Lettera di un omosessuale di provincia

  

Cari Nojani, avrei voluto scrivere un articolo scientifico, un’accurata analisi sociale sul paese, per dare la forza dell’oggettività alle mie idee. Ma sarebbe stato egoistico, e inoltre non ne ho la possibilità, perché tutto ciò che vivo di Noicàttaro lo vivo come nojano e non come antropologo. Pertanto mi scuso in anticipo coi pazienti lettori perla prospettiva sicuramente parziale delle cose. Non pretendo, in questa sede,di esporre "fatti", ma "osservazioni", del tutto personali.

Come sipresenta ai miei occhi Noicàttaro? Beh, non nascondo un certo rabbioso timore nell’affrontare una questione così complessa e dico subito che la mia è una prospettiva non politica, né economica, né amministrativa, ma si basa su un’emozione essenzialmente e intimamente poetica.

Partirò dall’evidenza,da ciò che più mi ferisce. Noicàttaro è un paese chiuso. Un’isola culturale. Una periferia senza ponti. Tutto ciò che giunge nel nostro paese, ogni stimolo di ogni tipo, ha natura televisiva, volgare, esteriore e superficiale. Non ci sono veri centri di quotidiano ritrovo creativo e di scambio di idee per il popolo,e questo annienta la coscienza etica del paese. Vedo un deserto che sprofonda nelle gialle sabbie dell’ignoranza. Una silenziosa, pacifica, serena apocalisse.

Qualche esempio. La giovanissima cultura emo, caratterizzata da un look gotico e virginale, dilaga ormai ovunque, anche nella vicina Bari, ma qui è ampiamente soppiantata dall’ancient régime dei lustrini e delle paillettes di Uomini e Donne. Questo fatto rivela a mio avviso il forte decentramento del paese dal centro geo-politico della regione. Quindici km e un abisso.
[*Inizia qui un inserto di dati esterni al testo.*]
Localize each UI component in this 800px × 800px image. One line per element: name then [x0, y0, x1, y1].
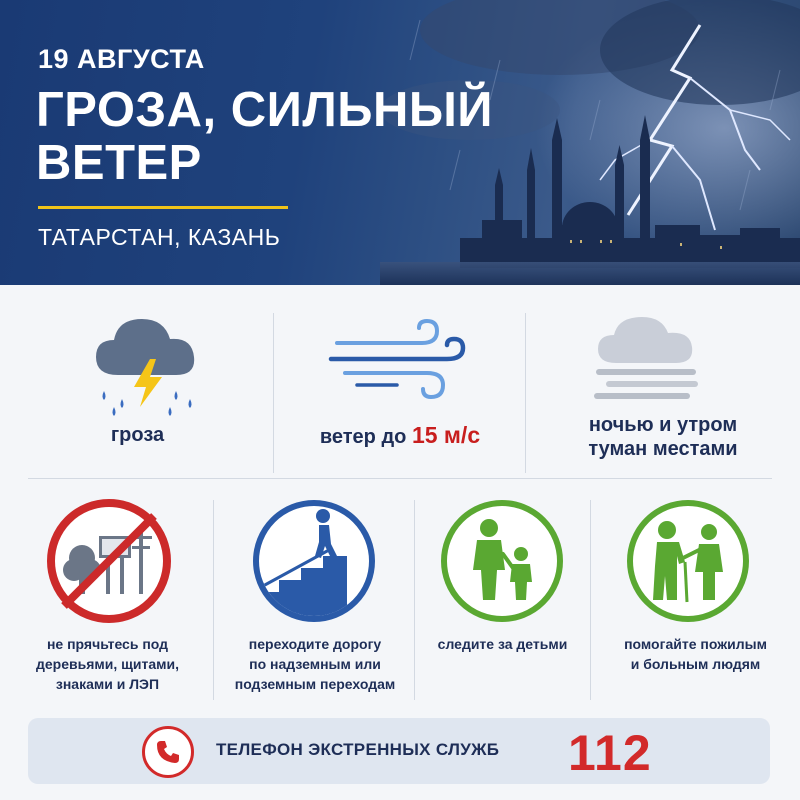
tip-elderly	[591, 480, 800, 705]
tip-label	[215, 634, 415, 694]
alert-region: ТАТАРСТАН, КАЗАНЬ	[38, 224, 281, 250]
wind-label-prefix: ветер до	[319, 426, 412, 448]
wind-label	[275, 423, 525, 449]
divider	[273, 313, 274, 473]
alert-title	[36, 84, 506, 190]
weather-conditions	[0, 285, 800, 480]
tip-label	[0, 634, 215, 694]
tip-children	[415, 480, 590, 705]
phone-icon	[155, 739, 181, 765]
emergency-number[interactable]: 112	[568, 725, 652, 781]
no-hiding-under-trees-icon	[44, 496, 174, 626]
tip-line: не прячьтесь под	[46, 636, 169, 652]
storm-label: гроза	[110, 424, 165, 446]
fog-icon	[592, 311, 712, 407]
alert-title-line1: ГРОЗА, СИЛЬНЫЙ	[36, 83, 494, 137]
fog-label-line2: туман местами	[588, 438, 738, 460]
tip-line: переходите дорогу	[248, 636, 382, 652]
tip-line: по надземным или	[249, 656, 381, 672]
wind-icon	[327, 315, 477, 405]
phone-badge	[142, 726, 194, 778]
tip-underpass	[215, 480, 415, 705]
hero-banner	[0, 0, 800, 285]
tip-no-hiding	[0, 480, 215, 705]
tip-line: деревьями, щитами,	[35, 656, 180, 672]
alert-date: 19 АВГУСТА	[38, 44, 205, 74]
section-divider	[28, 478, 772, 479]
alert-title-line2: ВЕТЕР	[36, 136, 202, 190]
tip-line: и больным людям	[630, 656, 761, 672]
fog-label	[526, 413, 800, 461]
title-divider	[38, 206, 288, 209]
weather-item-storm	[0, 285, 275, 480]
safety-tips	[0, 480, 800, 705]
tip-label	[591, 634, 800, 674]
tip-line: подземным переходам	[234, 676, 396, 692]
help-elderly-icon	[623, 496, 753, 626]
tip-line: следите за детьми	[437, 636, 568, 652]
fog-label-line1: ночью и утром	[588, 414, 738, 436]
wind-speed: 15 м/с	[411, 422, 481, 448]
weather-item-wind	[275, 285, 525, 480]
emergency-phone-banner	[28, 718, 770, 784]
divider	[213, 500, 214, 700]
tip-line: знаками и ЛЭП	[55, 676, 160, 692]
underpass-pedestrian-icon	[249, 496, 379, 626]
weather-item-fog	[526, 285, 800, 480]
watch-children-icon	[437, 496, 567, 626]
emergency-label: ТЕЛЕФОН ЭКСТРЕННЫХ СЛУЖБ	[216, 740, 500, 759]
tip-label	[415, 634, 590, 654]
tip-line: помогайте пожилым	[624, 636, 767, 652]
thunderstorm-cloud-icon	[90, 307, 210, 417]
Altro esempio: il Berlusconismo, termine col quale alludo all’irrazionale adesione da parte del popolo a un Cristoscesointerra (ribadisco: non ho intenti polemici o politici, sono certo anzi che ogni ragionevole uomo, che sia di destra o di sinistra o a pois, si sarà accorto di quanto sia religioso e acritico un certo fervore affettivo da parte della gente verso i suoi simboli), veicolato dai media, coi loro modelli estetici di divismo -altra faccia dell’individualismo-, è più forte di ogni timido castello di sabbia eretto in nome del "vivere e fare politica". Ma questo è un problema non solo nojano.

Altro elemento forte: la reciproca interferenza tra cultura cattolica e cultura contadina, che ha i risvolti inquietanti e monolitici di un inapparente regime. Basti pensare che ad oggi il catechismo costituisce per un bambino l’unica reale alternativa educativa oltre alla strada, o almeno così è nella percezione dei più. E questo, in un paese laico, a mio parere,è scandaloso. La laicità è il metro della democrazia. Se un paese non è laico, un paese non è democratico. Credo che l’unità di misura del grado di civiltà di una comunità risieda anche nella garanzia, da parte delle istituzioni, di un reale pluralismo identitario.

Noicàttaro non ha spazio per la diversità. Non ha spazi fisici, ma soprattutto non ha spazi mentali.


Lo dico come creativo.
Lo dico come ateo. Lo dico come omosessuale.

Quell’arteria che attraversa tutta Italia, in cui scorrono ignoranza,violenza e rifiuto, passa anche per il nostro paese. E il rifiuto, quando non è una scelta che rispetta, diventa dogma violento, cattolico, perfettamente inserito in un sistema di valori, in una distorta e arcaica im-moralità. E’ vero che sono tante le iniziative di circoli culturali, associazioni e partiti di ogni colore con l’obiettivo comune di un progresso generale, e tanti giovani si impegnano arduamente per cambiare le cose, con coraggio evocazione spesso sinceri.

Ma ciò che chiama le masse, qui e altrove, non è tanto un libro quanto un culo (mi si perdoni la cruda metafora). La nostra quotidianità è pervasa da un grande vuoto. Non siamo curiosi, non siamo sensibili, non siamo attenti all’uomo…questo basterebbe per crescere.

Che cos’è alla fine il progresso sociale se non un "accorgersi" dell’altro? Fondare il nostro senso civico, il nostro "sentirci nojani" non solo sulle feste patronali e religiose (di cui amo e affermo l’importanza), ma nella comune tensione veramente civile che, per dirla in breve, chiamo libertà.

Questo il mio appello a chiunque. Liberiamoci dalle catene arrugginite della cecità e dell’intolleranza, perché la diversità è la ragione della nostra esistenza. E sono i vostri figli, i vostri fratelli, i vostri amici, coloro che umiliate ogni giorno. Viva l’amore. Quello vero.